Although some marriages in the Church last about as long as a test drive, it seems many consider marriage as a leased relationship – if you get tired of it, hand in the keys for a new one.
Why are Christians so quick to give up? I’m not talking the women in an abusive relationship or people that get married to one person who is a polar opposite of the shrew they became. I mean the “irreconcilable differences” crowd. That just means you two can’t get along and are sick and tired of being sick and tired, so its kaputz for all that “for better or worse” crap.
Does My Fair Lady get on my nerves? You bet. And trust me, the feeling can be mutual but we meant business when we got married. She is all that, and that’s as good as it gets for me. We will not separate because God said that we should not separate. If he wants that, he will back it up with his blessing, right?
“Haven’t you read that at the beginning the Creator ‘made them male and female,’ and said, “For this reason a man will leave his father and mother and be united to his wife, and the two will become one flesh?” So they are no longer two but one.
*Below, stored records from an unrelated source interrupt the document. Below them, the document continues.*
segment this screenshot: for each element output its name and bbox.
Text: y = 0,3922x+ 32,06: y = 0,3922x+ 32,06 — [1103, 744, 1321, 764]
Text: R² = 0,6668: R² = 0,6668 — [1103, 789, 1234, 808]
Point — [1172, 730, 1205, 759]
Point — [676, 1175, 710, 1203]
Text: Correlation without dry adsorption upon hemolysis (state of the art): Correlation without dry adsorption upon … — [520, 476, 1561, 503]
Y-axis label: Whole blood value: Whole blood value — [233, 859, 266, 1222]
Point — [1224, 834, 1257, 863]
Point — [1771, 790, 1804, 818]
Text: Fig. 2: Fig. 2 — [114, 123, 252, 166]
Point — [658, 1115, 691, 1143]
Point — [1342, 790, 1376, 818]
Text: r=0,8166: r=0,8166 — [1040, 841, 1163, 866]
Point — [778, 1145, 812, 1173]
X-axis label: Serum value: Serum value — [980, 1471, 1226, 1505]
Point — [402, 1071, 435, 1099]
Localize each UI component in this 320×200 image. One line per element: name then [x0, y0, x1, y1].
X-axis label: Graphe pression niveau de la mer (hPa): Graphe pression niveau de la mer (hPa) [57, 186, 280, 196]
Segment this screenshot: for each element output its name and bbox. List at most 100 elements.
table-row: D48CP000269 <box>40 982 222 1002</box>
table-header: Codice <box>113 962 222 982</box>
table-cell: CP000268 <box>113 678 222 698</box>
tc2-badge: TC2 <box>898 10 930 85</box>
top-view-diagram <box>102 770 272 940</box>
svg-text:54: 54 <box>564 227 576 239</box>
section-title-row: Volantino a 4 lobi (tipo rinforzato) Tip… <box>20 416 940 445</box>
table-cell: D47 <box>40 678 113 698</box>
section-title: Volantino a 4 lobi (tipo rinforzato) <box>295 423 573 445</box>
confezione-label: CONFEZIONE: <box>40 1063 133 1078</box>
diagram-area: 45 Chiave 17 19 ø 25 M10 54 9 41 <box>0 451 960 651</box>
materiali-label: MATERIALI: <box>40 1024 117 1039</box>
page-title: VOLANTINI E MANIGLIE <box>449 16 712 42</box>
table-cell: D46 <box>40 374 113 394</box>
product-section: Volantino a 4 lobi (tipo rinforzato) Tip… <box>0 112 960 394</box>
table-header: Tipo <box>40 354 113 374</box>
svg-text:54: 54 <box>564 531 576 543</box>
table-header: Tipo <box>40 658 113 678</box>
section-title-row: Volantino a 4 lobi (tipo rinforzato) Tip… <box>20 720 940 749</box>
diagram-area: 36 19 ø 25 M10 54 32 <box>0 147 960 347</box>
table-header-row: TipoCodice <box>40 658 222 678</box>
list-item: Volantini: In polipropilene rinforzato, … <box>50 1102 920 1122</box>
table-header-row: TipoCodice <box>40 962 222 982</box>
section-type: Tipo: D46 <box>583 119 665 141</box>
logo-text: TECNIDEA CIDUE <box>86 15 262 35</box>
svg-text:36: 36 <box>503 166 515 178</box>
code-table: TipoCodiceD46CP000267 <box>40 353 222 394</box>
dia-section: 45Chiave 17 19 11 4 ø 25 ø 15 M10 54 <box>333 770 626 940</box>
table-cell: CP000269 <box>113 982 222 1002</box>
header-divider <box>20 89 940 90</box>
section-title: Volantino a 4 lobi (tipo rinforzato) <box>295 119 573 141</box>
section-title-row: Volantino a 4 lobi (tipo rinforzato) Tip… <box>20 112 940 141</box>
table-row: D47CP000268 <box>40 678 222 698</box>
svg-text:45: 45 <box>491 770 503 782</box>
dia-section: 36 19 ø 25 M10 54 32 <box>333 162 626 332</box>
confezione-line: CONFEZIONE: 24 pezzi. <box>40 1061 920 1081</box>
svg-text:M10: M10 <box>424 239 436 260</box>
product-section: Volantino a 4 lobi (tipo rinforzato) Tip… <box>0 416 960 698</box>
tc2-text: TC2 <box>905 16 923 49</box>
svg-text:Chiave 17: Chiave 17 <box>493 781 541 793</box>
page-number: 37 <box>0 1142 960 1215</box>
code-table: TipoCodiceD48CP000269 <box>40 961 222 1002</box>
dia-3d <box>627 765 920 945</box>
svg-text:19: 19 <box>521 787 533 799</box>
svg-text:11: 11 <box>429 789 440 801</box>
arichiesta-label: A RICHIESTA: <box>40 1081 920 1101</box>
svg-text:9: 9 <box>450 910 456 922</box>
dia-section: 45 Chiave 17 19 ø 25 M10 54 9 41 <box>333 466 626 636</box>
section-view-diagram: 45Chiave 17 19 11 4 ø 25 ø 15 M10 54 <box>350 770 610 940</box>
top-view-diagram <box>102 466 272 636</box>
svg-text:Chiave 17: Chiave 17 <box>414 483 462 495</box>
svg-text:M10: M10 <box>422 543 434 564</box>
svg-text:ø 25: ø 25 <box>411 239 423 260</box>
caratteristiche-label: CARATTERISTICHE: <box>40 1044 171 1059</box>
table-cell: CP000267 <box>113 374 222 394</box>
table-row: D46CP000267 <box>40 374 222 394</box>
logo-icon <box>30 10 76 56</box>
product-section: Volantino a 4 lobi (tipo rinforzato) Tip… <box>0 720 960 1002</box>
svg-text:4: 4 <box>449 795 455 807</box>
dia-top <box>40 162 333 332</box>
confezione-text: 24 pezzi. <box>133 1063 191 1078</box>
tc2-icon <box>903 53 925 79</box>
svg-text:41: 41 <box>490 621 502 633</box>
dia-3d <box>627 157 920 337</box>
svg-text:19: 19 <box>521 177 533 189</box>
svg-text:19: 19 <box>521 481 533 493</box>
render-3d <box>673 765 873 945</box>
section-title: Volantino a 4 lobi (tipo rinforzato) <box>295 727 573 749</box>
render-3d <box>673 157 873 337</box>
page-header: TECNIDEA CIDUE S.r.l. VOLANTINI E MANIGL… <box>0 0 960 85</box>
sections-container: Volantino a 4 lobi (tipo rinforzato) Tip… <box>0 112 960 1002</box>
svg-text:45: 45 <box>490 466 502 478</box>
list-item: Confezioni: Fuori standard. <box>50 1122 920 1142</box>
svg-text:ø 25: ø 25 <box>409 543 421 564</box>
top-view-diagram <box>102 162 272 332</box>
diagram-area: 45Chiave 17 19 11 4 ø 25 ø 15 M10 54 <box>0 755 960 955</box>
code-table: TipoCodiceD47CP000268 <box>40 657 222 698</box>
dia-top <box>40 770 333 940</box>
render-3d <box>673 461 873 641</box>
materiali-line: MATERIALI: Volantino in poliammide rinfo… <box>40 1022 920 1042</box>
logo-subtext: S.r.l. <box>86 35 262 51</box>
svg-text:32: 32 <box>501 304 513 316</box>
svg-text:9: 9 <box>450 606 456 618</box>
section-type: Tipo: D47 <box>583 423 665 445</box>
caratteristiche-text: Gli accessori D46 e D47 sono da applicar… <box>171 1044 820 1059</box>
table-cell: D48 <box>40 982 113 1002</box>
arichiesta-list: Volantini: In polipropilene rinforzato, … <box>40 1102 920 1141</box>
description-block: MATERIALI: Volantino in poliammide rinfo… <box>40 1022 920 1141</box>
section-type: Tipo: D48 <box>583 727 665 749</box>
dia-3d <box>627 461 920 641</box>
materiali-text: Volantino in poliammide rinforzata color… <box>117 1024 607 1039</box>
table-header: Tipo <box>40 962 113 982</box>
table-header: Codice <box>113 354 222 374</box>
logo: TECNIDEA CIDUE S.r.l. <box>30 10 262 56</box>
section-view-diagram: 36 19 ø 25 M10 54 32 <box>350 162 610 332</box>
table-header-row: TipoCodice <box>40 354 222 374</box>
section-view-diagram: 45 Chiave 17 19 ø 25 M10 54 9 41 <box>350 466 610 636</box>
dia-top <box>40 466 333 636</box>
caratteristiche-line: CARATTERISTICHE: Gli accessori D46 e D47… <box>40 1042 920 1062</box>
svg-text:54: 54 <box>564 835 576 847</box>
Therefore what God has joined together, let man not separate” (Matthew 19:4-6 NIV).
While I applaud people for trying to find love and working to find a passion that was lost, look in your own marriage first not in the butterflies of some hottie batting eyelashes at you. Temptation – whether it’s the chocolate in the checkout lane or the seductress checking your groceries – is from the devil. And why would God bless any union devised on those roots?
Dearly departed, avowed atheist and genius comic George Carlin once quoted:
“I am” is reportedly the shortest sentence in the English language. Could it be that “I do” is the longest sentence?
Only if you mean it, brother. Just saying.